Premium
TLR 2 and TLR 4 Expression and Inflammatory Cytokines are Altered in the Airway Epithelium of Those with Alcohol Use Disorders
Author(s) -
Bailey Kristina L.,
Romberger Debra J.,
Katafiasz Dawn M.,
Heires Art J.,
Sisson Joseph H.,
Wyatt Todd A.,
Burnham Ellen L.
Publication year - 2015
Publication title -
alcoholism: clinical and experimental research
Language(s) - English
Resource type - Journals
SCImago Journal Rank - 1.267
H-Index - 153
eISSN - 1530-0277
pISSN - 0145-6008
DOI - 10.1111/acer.12803
Subject(s) - medicine , respiratory epithelium , bronchoalveolar lavage , alcohol use disorders identification test , immunology , airway , innate immune system , mucociliary clearance , receptor , epithelium , immune system , lung , pathology , anesthesia , environmental health , injury prevention , poison control
Background The lung has a highly regulated system of innate immunity to protect itself from inhaled microbes and toxins. The first line of defense is mucociliary clearance, but if invaders overcome this, inflammatory pathways are activated. Toll‐like receptors ( TLR s) are expressed on the airway epithelium. Their signaling initiates the inflammatory cascade and leads to production of inflammatory cytokines such as interleukin (IL) ‐6 and IL ‐8. We hypothesized that airway epithelial insults, including heavy alcohol intake or smoking, would alter the expression of TLR s on the airway epithelium. Methods Bronchoscopy with bronchoalveolar lavage and brushings of the airway epithelium was performed in otherwise healthy subjects who had normal chest radiographs and spirometry. A history of alcohol use disorders ( AUD s) was ascertained using the Alcohol Use Disorders Identification Test ( AUDIT ), and a history of cigarette smoking was also obtained. Age, gender, and nutritional status in all groups were similar.

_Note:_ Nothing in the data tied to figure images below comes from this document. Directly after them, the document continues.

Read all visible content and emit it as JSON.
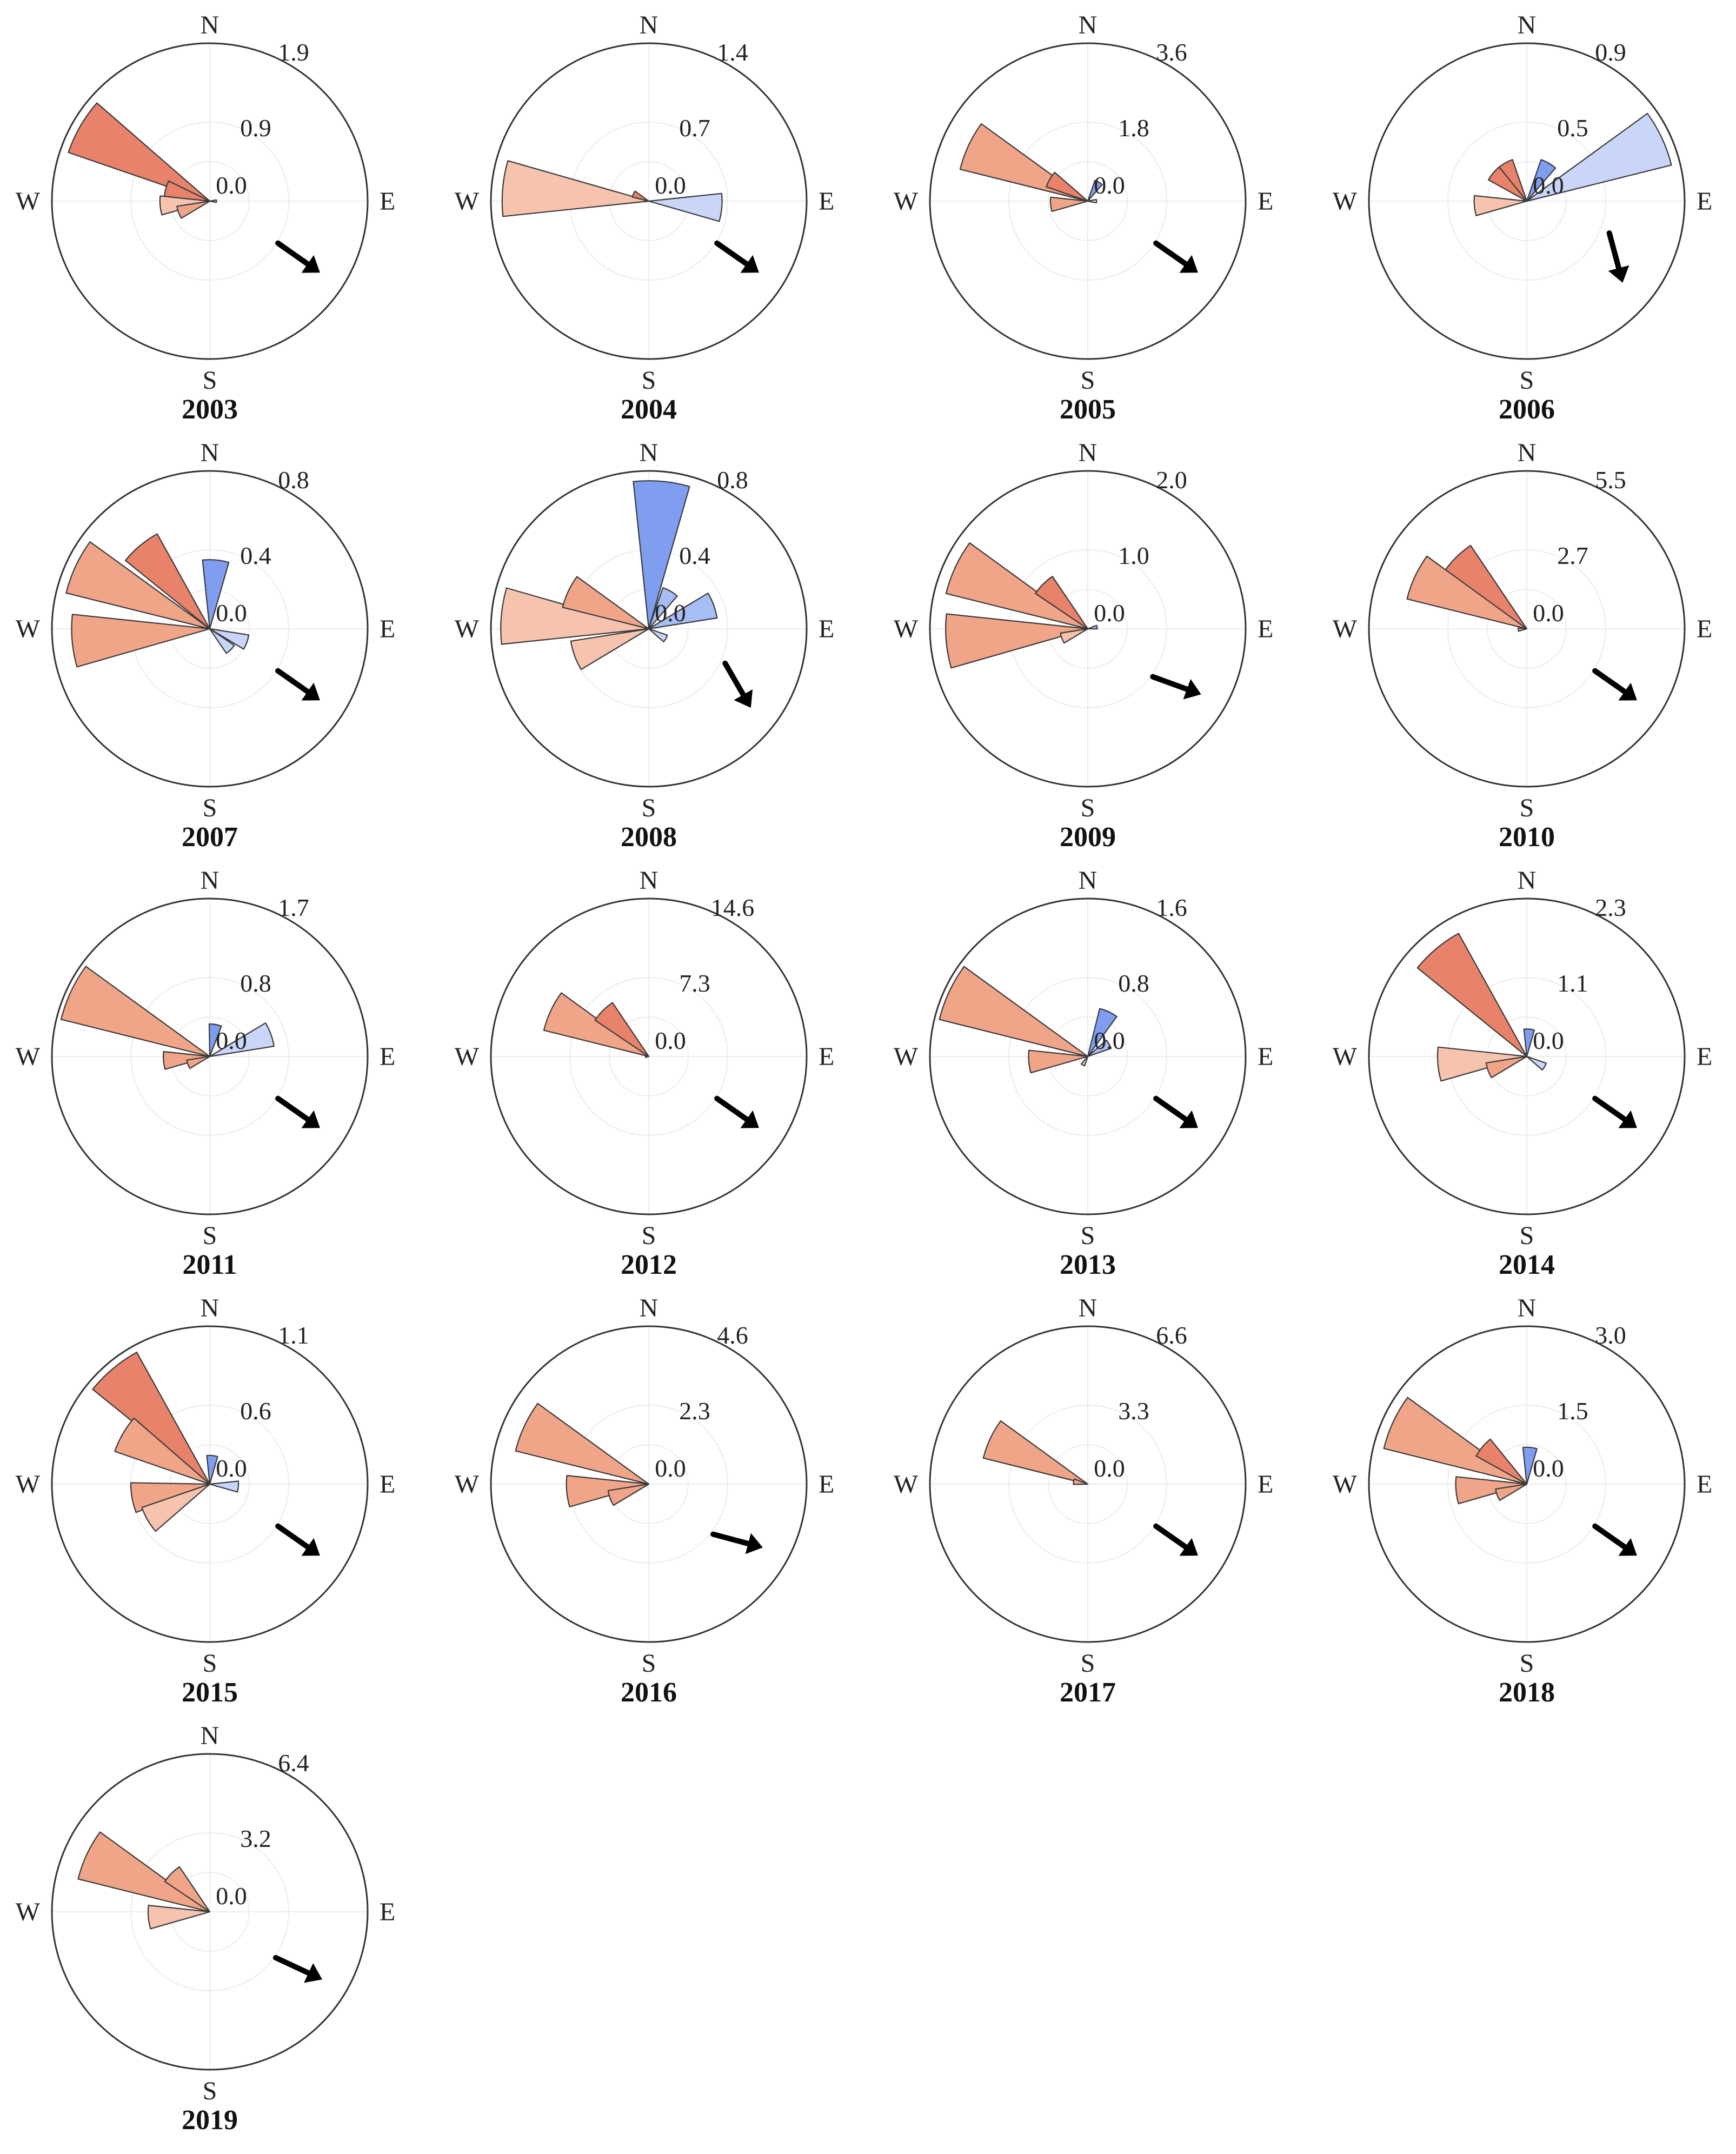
{
  "figure": {
    "compass_labels": {
      "n": "N",
      "e": "E",
      "s": "S",
      "w": "W"
    },
    "colors": {
      "warm_dark": "#e8826a",
      "warm_mid": "#f0a589",
      "warm_light": "#f6c3ae",
      "cool_dark": "#7f9ef0",
      "cool_mid": "#a7bdf5",
      "cool_light": "#c9d6fa",
      "outline": "#3a3a3a",
      "circle": "#333333",
      "grid": "#ececec",
      "arrow": "#000000"
    }
  },
  "chart_data": [
    {
      "type": "polar-bar",
      "title": "2003",
      "ring_labels": [
        "1.9",
        "0.9",
        "0.0"
      ],
      "rmax": 1.9,
      "arrow_bearing": 125,
      "bars": [
        {
          "bearing": 300,
          "value": 1.8,
          "color": "warm_dark"
        },
        {
          "bearing": 285,
          "value": 0.55,
          "color": "warm_dark"
        },
        {
          "bearing": 265,
          "value": 0.6,
          "color": "warm_light"
        },
        {
          "bearing": 250,
          "value": 0.4,
          "color": "warm_mid"
        },
        {
          "bearing": 90,
          "value": 0.08,
          "color": "cool_mid"
        }
      ]
    },
    {
      "type": "polar-bar",
      "title": "2004",
      "ring_labels": [
        "1.4",
        "0.7",
        "0.0"
      ],
      "rmax": 1.4,
      "arrow_bearing": 125,
      "bars": [
        {
          "bearing": 275,
          "value": 1.3,
          "color": "warm_light"
        },
        {
          "bearing": 295,
          "value": 0.15,
          "color": "warm_dark"
        },
        {
          "bearing": 95,
          "value": 0.65,
          "color": "cool_light"
        }
      ]
    },
    {
      "type": "polar-bar",
      "title": "2005",
      "ring_labels": [
        "3.6",
        "1.8",
        "0.0"
      ],
      "rmax": 3.6,
      "arrow_bearing": 125,
      "bars": [
        {
          "bearing": 295,
          "value": 3.0,
          "color": "warm_mid"
        },
        {
          "bearing": 300,
          "value": 1.0,
          "color": "warm_dark"
        },
        {
          "bearing": 265,
          "value": 0.85,
          "color": "warm_mid"
        },
        {
          "bearing": 30,
          "value": 0.5,
          "color": "cool_dark"
        },
        {
          "bearing": 90,
          "value": 0.2,
          "color": "cool_light"
        }
      ]
    },
    {
      "type": "polar-bar",
      "title": "2006",
      "ring_labels": [
        "0.9",
        "0.5",
        "0.0"
      ],
      "rmax": 0.9,
      "arrow_bearing": 165,
      "bars": [
        {
          "bearing": 65,
          "value": 0.85,
          "color": "cool_light"
        },
        {
          "bearing": 30,
          "value": 0.25,
          "color": "cool_dark"
        },
        {
          "bearing": 330,
          "value": 0.25,
          "color": "warm_dark"
        },
        {
          "bearing": 310,
          "value": 0.25,
          "color": "warm_dark"
        },
        {
          "bearing": 265,
          "value": 0.3,
          "color": "warm_light"
        }
      ]
    },
    {
      "type": "polar-bar",
      "title": "2007",
      "ring_labels": [
        "0.8",
        "0.4",
        "0.0"
      ],
      "rmax": 0.8,
      "arrow_bearing": 125,
      "bars": [
        {
          "bearing": 320,
          "value": 0.55,
          "color": "warm_dark"
        },
        {
          "bearing": 295,
          "value": 0.75,
          "color": "warm_mid"
        },
        {
          "bearing": 265,
          "value": 0.7,
          "color": "warm_mid"
        },
        {
          "bearing": 5,
          "value": 0.35,
          "color": "cool_dark"
        },
        {
          "bearing": 110,
          "value": 0.2,
          "color": "cool_light"
        },
        {
          "bearing": 135,
          "value": 0.15,
          "color": "cool_light"
        }
      ]
    },
    {
      "type": "polar-bar",
      "title": "2008",
      "ring_labels": [
        "0.8",
        "0.4",
        "0.0"
      ],
      "rmax": 0.8,
      "arrow_bearing": 150,
      "bars": [
        {
          "bearing": 5,
          "value": 0.75,
          "color": "cool_dark"
        },
        {
          "bearing": 30,
          "value": 0.22,
          "color": "cool_mid"
        },
        {
          "bearing": 70,
          "value": 0.35,
          "color": "cool_mid"
        },
        {
          "bearing": 120,
          "value": 0.1,
          "color": "cool_light"
        },
        {
          "bearing": 275,
          "value": 0.75,
          "color": "warm_light"
        },
        {
          "bearing": 295,
          "value": 0.45,
          "color": "warm_mid"
        },
        {
          "bearing": 250,
          "value": 0.4,
          "color": "warm_light"
        }
      ]
    },
    {
      "type": "polar-bar",
      "title": "2009",
      "ring_labels": [
        "2.0",
        "1.0",
        "0.0"
      ],
      "rmax": 2.0,
      "arrow_bearing": 110,
      "bars": [
        {
          "bearing": 295,
          "value": 1.85,
          "color": "warm_mid"
        },
        {
          "bearing": 315,
          "value": 0.8,
          "color": "warm_dark"
        },
        {
          "bearing": 265,
          "value": 1.8,
          "color": "warm_mid"
        },
        {
          "bearing": 250,
          "value": 0.35,
          "color": "warm_light"
        },
        {
          "bearing": 80,
          "value": 0.12,
          "color": "cool_mid"
        }
      ]
    },
    {
      "type": "polar-bar",
      "title": "2010",
      "ring_labels": [
        "5.5",
        "2.7",
        "0.0"
      ],
      "rmax": 5.5,
      "arrow_bearing": 125,
      "bars": [
        {
          "bearing": 315,
          "value": 3.5,
          "color": "warm_dark"
        },
        {
          "bearing": 295,
          "value": 4.3,
          "color": "warm_mid"
        },
        {
          "bearing": 265,
          "value": 0.3,
          "color": "warm_mid"
        }
      ]
    },
    {
      "type": "polar-bar",
      "title": "2011",
      "ring_labels": [
        "1.7",
        "0.8",
        "0.0"
      ],
      "rmax": 1.7,
      "arrow_bearing": 125,
      "bars": [
        {
          "bearing": 295,
          "value": 1.65,
          "color": "warm_mid"
        },
        {
          "bearing": 265,
          "value": 0.5,
          "color": "warm_mid"
        },
        {
          "bearing": 250,
          "value": 0.25,
          "color": "warm_mid"
        },
        {
          "bearing": 10,
          "value": 0.35,
          "color": "cool_dark"
        },
        {
          "bearing": 70,
          "value": 0.7,
          "color": "cool_light"
        }
      ]
    },
    {
      "type": "polar-bar",
      "title": "2012",
      "ring_labels": [
        "14.6",
        "7.3",
        "0.0"
      ],
      "rmax": 14.6,
      "arrow_bearing": 125,
      "bars": [
        {
          "bearing": 295,
          "value": 10.0,
          "color": "warm_mid"
        },
        {
          "bearing": 315,
          "value": 6.0,
          "color": "warm_dark"
        },
        {
          "bearing": 265,
          "value": 0.3,
          "color": "warm_mid"
        }
      ]
    },
    {
      "type": "polar-bar",
      "title": "2013",
      "ring_labels": [
        "1.6",
        "0.8",
        "0.0"
      ],
      "rmax": 1.6,
      "arrow_bearing": 125,
      "bars": [
        {
          "bearing": 295,
          "value": 1.55,
          "color": "warm_mid"
        },
        {
          "bearing": 265,
          "value": 0.6,
          "color": "warm_mid"
        },
        {
          "bearing": 25,
          "value": 0.5,
          "color": "cool_dark"
        },
        {
          "bearing": 60,
          "value": 0.25,
          "color": "cool_mid"
        },
        {
          "bearing": 210,
          "value": 0.1,
          "color": "warm_light"
        }
      ]
    },
    {
      "type": "polar-bar",
      "title": "2014",
      "ring_labels": [
        "2.3",
        "1.1",
        "0.0"
      ],
      "rmax": 2.3,
      "arrow_bearing": 125,
      "bars": [
        {
          "bearing": 320,
          "value": 2.05,
          "color": "warm_dark"
        },
        {
          "bearing": 265,
          "value": 1.3,
          "color": "warm_light"
        },
        {
          "bearing": 250,
          "value": 0.6,
          "color": "warm_mid"
        },
        {
          "bearing": 5,
          "value": 0.4,
          "color": "cool_dark"
        },
        {
          "bearing": 120,
          "value": 0.3,
          "color": "cool_light"
        }
      ]
    },
    {
      "type": "polar-bar",
      "title": "2015",
      "ring_labels": [
        "1.1",
        "0.6",
        "0.0"
      ],
      "rmax": 1.1,
      "arrow_bearing": 125,
      "bars": [
        {
          "bearing": 320,
          "value": 1.05,
          "color": "warm_dark"
        },
        {
          "bearing": 300,
          "value": 0.7,
          "color": "warm_mid"
        },
        {
          "bearing": 260,
          "value": 0.55,
          "color": "warm_mid"
        },
        {
          "bearing": 240,
          "value": 0.5,
          "color": "warm_light"
        },
        {
          "bearing": 5,
          "value": 0.2,
          "color": "cool_dark"
        },
        {
          "bearing": 95,
          "value": 0.2,
          "color": "cool_light"
        }
      ]
    },
    {
      "type": "polar-bar",
      "title": "2016",
      "ring_labels": [
        "4.6",
        "2.3",
        "0.0"
      ],
      "rmax": 4.6,
      "arrow_bearing": 105,
      "bars": [
        {
          "bearing": 295,
          "value": 4.0,
          "color": "warm_mid"
        },
        {
          "bearing": 265,
          "value": 2.4,
          "color": "warm_mid"
        },
        {
          "bearing": 250,
          "value": 1.2,
          "color": "warm_mid"
        }
      ]
    },
    {
      "type": "polar-bar",
      "title": "2017",
      "ring_labels": [
        "6.6",
        "3.3",
        "0.0"
      ],
      "rmax": 6.6,
      "arrow_bearing": 125,
      "bars": [
        {
          "bearing": 295,
          "value": 4.5,
          "color": "warm_mid"
        },
        {
          "bearing": 280,
          "value": 0.6,
          "color": "warm_mid"
        }
      ]
    },
    {
      "type": "polar-bar",
      "title": "2018",
      "ring_labels": [
        "3.0",
        "1.5",
        "0.0"
      ],
      "rmax": 3.0,
      "arrow_bearing": 125,
      "bars": [
        {
          "bearing": 295,
          "value": 2.8,
          "color": "warm_mid"
        },
        {
          "bearing": 310,
          "value": 1.1,
          "color": "warm_dark"
        },
        {
          "bearing": 265,
          "value": 1.35,
          "color": "warm_mid"
        },
        {
          "bearing": 250,
          "value": 0.6,
          "color": "warm_mid"
        },
        {
          "bearing": 5,
          "value": 0.7,
          "color": "cool_dark"
        }
      ]
    },
    {
      "type": "polar-bar",
      "title": "2019",
      "ring_labels": [
        "6.4",
        "3.2",
        "0.0"
      ],
      "rmax": 6.4,
      "arrow_bearing": 115,
      "bars": [
        {
          "bearing": 295,
          "value": 5.5,
          "color": "warm_mid"
        },
        {
          "bearing": 315,
          "value": 2.2,
          "color": "warm_mid"
        },
        {
          "bearing": 265,
          "value": 2.5,
          "color": "warm_light"
        }
      ]
    }
  ]
}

We used real‐time polymerase chain reaction (PCR) to quantitate TLR1 to 9 and enzyme‐linked immune assay to measure tumor necrosis factor‐ α , IL ‐6, and IL ‐8. Results Airway brushings were obtained from 26 nonsmoking/non‐ AUD subjects, 28 smoking/non‐ AUD subjects, 36 smoking/ AUD subjects, and 17 nonsmoking/ AUD subjects. We found that TLR 2 is up‐regulated in AUD subjects, compared to nonsmoking/non‐ AUD subjects, and correlated with their AUDIT scores. We also measured a decrease in TLR 4 expression in AUD subjects that correlated with AUDIT score. IL ‐6 and IL ‐8 were also increased in bronchial washings from AUD subjects. Conclusions We have previously demonstrated in normal human bronchial epithelial cells that in vitro alcohol exposure up‐regulates TLR 2 through a NO / cGMP / PKG ‐dependent pathway, resulting in up‐regulation of inflammatory cytokine production after Gram‐positive bacterial product stimulation. Our current translational study confirms that TLR 2 is also up‐regulated in humans with AUD s.